The metaphor of the crossroad, however, has stuck with me and I can’t shake it off. Because as much as I hate the feeling of standing there, with a couple of options that all seem equally unappealing, and no idea where the hell everyone else went (somehow they disappeared when I wasn’t looking), I have slowly come to terms with it. By now I have accepted that that is the way of life. But it’s not been an easy road to acceptance.

At the time I wrote that one paragraph (and also wrote a bunch of other things with the same theme) there was this guy. Back then I had a short-lived but massive crush on him, and a couple of times we sat up until 4 a.m. just talking. He was a fun and good-looking guy and for whatever reason, he had some interest in me, at least for the time being. For some reason it’s much easier to talk about deep stuff around four in the morning, even when sober, and we ended up comparing our views on the world among other things.

I tried to explain my feelings about the future as vaguely as I could, by using the crossroad metaphor. I told him about the stress of making a forced decision, where there are only two options and the supposedly better one, isn’t the one I’d prefer. At first, I did imagine it as two equally accessible roads, but after a while I realized the real reason behind my hesitation to choose — the road I actually wanted to go, was shut. There wasn’t anything to choose between anymore, and my imaginary crossroad was nothing but the same old highway it always was.

It was a devastating realization and I still have days when I’m struggling with it, but that’s the thing. I have accepted that this specific part of the road includes struggling with certain aspects of the journey in a bigger perspective.

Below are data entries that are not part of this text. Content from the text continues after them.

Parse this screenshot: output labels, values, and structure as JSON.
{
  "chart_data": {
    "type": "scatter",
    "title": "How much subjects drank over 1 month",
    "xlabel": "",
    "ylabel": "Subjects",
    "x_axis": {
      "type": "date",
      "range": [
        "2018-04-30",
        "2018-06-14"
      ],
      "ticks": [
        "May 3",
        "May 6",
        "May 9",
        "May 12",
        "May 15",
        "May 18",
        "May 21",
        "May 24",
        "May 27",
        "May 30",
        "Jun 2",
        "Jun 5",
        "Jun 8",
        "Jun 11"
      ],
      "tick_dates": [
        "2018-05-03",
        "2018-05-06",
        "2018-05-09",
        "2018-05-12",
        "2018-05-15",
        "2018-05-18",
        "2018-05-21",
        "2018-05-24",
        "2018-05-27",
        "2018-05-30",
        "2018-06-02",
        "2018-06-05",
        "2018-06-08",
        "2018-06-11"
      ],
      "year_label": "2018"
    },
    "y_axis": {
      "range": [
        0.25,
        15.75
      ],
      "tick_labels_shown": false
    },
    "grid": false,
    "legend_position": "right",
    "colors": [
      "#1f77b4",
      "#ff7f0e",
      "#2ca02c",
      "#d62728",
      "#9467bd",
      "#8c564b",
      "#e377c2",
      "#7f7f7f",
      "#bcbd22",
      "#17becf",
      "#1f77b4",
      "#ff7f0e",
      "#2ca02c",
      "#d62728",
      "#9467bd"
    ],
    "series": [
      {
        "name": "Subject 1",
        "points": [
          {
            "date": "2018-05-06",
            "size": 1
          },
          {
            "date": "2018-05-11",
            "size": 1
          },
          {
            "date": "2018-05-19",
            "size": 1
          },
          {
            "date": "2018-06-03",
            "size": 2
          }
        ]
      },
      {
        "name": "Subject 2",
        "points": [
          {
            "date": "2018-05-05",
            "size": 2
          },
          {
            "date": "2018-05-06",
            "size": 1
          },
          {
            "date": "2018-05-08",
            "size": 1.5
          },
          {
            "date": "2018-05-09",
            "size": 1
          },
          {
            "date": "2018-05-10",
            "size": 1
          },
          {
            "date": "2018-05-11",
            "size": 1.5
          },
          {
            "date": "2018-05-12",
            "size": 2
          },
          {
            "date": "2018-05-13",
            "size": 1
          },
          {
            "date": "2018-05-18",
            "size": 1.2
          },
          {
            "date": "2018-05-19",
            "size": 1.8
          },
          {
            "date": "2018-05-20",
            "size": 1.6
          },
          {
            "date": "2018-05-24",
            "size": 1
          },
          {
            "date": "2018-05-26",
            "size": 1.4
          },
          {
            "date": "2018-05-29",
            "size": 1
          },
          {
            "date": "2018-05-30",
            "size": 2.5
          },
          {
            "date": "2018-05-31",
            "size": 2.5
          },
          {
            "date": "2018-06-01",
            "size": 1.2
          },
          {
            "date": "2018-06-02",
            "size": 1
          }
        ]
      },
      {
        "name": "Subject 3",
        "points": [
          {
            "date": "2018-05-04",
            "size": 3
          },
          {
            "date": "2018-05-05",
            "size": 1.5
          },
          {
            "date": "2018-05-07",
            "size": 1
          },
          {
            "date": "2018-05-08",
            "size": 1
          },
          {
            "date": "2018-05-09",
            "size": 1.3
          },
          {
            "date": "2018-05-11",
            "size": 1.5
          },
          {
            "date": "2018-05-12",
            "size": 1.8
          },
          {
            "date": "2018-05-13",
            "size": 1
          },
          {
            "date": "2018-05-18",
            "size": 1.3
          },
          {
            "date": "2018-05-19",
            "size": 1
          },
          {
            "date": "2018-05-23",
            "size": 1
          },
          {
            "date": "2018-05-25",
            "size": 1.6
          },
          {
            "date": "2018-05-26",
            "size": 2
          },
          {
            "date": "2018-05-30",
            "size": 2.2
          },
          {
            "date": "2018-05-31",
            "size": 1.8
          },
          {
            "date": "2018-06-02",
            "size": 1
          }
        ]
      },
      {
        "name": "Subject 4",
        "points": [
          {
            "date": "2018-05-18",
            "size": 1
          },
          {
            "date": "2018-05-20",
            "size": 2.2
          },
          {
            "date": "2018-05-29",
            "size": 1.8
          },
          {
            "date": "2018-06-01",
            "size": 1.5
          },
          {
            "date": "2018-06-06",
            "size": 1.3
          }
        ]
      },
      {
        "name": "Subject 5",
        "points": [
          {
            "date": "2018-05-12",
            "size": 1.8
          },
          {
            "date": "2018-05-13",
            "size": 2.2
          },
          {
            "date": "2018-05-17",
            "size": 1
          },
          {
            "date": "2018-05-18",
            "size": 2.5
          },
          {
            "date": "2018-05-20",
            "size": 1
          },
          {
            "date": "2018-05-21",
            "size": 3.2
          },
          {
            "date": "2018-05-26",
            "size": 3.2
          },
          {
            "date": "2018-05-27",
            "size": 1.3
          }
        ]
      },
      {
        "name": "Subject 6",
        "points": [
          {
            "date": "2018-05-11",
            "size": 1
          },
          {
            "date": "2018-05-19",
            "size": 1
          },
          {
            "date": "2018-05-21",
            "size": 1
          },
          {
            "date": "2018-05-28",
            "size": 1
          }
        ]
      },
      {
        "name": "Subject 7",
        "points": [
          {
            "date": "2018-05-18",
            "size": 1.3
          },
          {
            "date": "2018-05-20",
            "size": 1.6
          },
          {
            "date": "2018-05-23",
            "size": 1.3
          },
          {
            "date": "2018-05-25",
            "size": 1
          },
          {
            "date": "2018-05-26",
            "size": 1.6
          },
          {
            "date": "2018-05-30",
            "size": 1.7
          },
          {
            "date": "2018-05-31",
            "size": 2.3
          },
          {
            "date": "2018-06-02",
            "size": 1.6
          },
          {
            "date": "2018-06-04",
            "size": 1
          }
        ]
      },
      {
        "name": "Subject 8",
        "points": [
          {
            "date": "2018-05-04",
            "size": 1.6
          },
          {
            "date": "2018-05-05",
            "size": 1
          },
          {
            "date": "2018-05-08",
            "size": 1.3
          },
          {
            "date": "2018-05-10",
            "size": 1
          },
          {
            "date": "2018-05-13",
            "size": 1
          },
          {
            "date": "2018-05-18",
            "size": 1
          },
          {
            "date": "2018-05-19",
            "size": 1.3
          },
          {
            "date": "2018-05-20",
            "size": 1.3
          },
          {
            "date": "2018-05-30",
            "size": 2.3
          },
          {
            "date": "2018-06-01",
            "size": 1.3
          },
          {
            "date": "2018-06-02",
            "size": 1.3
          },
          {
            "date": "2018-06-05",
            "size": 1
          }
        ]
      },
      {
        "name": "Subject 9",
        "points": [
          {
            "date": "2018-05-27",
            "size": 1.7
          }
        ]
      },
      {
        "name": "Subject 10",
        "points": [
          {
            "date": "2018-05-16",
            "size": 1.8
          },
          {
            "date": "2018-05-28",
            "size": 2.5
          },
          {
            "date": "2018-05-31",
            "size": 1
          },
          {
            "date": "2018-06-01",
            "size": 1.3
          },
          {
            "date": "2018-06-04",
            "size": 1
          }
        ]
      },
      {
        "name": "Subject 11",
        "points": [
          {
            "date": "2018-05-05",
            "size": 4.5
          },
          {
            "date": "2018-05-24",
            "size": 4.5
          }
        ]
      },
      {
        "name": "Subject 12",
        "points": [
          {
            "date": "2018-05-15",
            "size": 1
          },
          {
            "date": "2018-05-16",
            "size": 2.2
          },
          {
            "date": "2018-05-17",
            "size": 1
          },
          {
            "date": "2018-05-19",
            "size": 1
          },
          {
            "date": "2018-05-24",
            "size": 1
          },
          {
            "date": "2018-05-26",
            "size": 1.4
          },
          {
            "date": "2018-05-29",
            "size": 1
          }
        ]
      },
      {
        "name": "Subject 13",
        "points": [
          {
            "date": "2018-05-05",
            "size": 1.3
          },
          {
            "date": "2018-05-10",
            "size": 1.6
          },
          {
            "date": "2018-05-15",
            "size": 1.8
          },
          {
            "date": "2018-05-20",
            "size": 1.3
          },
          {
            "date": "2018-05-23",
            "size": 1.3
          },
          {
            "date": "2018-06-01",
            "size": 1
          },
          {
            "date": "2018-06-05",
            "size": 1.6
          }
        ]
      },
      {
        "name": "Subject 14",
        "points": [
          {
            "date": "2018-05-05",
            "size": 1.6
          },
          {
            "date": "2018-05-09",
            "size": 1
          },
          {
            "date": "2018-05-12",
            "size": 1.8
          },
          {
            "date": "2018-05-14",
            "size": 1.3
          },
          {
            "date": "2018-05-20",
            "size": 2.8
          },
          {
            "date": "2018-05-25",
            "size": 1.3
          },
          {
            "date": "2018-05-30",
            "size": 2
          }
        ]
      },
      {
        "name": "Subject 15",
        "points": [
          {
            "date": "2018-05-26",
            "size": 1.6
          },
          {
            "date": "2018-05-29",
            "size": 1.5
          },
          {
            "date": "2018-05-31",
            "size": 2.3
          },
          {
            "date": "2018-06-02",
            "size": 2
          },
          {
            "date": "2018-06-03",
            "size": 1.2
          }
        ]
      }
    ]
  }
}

We find ourselves at crossroads all the time, big or small, life changing or mundane. Sometimes they hold us up to the point where suddenly there are no options left to choose between. Sometimes the choice is so simple that we barely even notice the bump in the road.

Sometimes it’s necessary to stop for awhile, reconsider and tune in with your goals, before you redirect. But we need to keep moving, whether or not we know our destination for sure.

My reluctance to decide made the choice for me that time and I’m keeping a steady pace now, waiting for dawn to reveal the next crossing.